Towards Optimal Sobolev Norm Rates for the Vector-Valued Regularized Least-Squares Algorithm
This work provides foundational theoretical guarantees for vector-valued machine learning, with potential impact in multi-output regression tasks, though it is incremental in extending existing scalar results to vector settings.
The paper tackles the problem of deriving optimal convergence rates for vector-valued ridge regression in infinite-dimensional reproducing kernel Hilbert spaces, including misspecified cases where the true function is not in the hypothesis space, achieving rates that match real-valued kernel ridge regression and are independent of output dimension.

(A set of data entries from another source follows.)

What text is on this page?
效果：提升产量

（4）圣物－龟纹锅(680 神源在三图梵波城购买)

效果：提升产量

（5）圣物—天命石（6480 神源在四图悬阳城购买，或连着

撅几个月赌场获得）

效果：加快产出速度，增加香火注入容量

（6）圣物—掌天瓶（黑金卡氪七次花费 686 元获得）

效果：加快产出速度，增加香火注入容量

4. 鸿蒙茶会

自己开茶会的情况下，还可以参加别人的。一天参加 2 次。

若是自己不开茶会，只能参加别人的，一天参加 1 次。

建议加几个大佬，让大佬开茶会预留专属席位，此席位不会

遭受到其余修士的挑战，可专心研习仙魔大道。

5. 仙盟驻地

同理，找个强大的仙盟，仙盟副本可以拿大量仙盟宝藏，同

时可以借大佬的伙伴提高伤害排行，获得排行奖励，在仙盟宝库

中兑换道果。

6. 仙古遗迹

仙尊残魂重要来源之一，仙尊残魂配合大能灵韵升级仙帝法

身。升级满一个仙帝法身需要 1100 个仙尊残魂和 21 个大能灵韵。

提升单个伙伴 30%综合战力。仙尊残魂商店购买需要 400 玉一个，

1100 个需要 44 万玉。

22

We present the first optimal rates for infinite-dimensional vector-valued ridge regression on a continuous scale of norms that interpolate between $L_2$ and the hypothesis space, which we consider as a vector-valued reproducing kernel Hilbert space. These rates allow to treat the misspecified case in which the true regression function is not contained in the hypothesis space. We combine standard assumptions on the capacity of the hypothesis space with a novel tensor product construction of vector-valued interpolation spaces in order to characterize the smoothness of the regression function. Our upper bound not only attains the same rate as real-valued kernel ridge regression, but also removes the assumption that the target regression function is bounded. For the lower bound, we reduce the problem to the scalar setting using a projection argument. We show that these rates are optimal in most cases and independent of the dimension of the output space. We illustrate our results for the special case of vector-valued Sobolev spaces.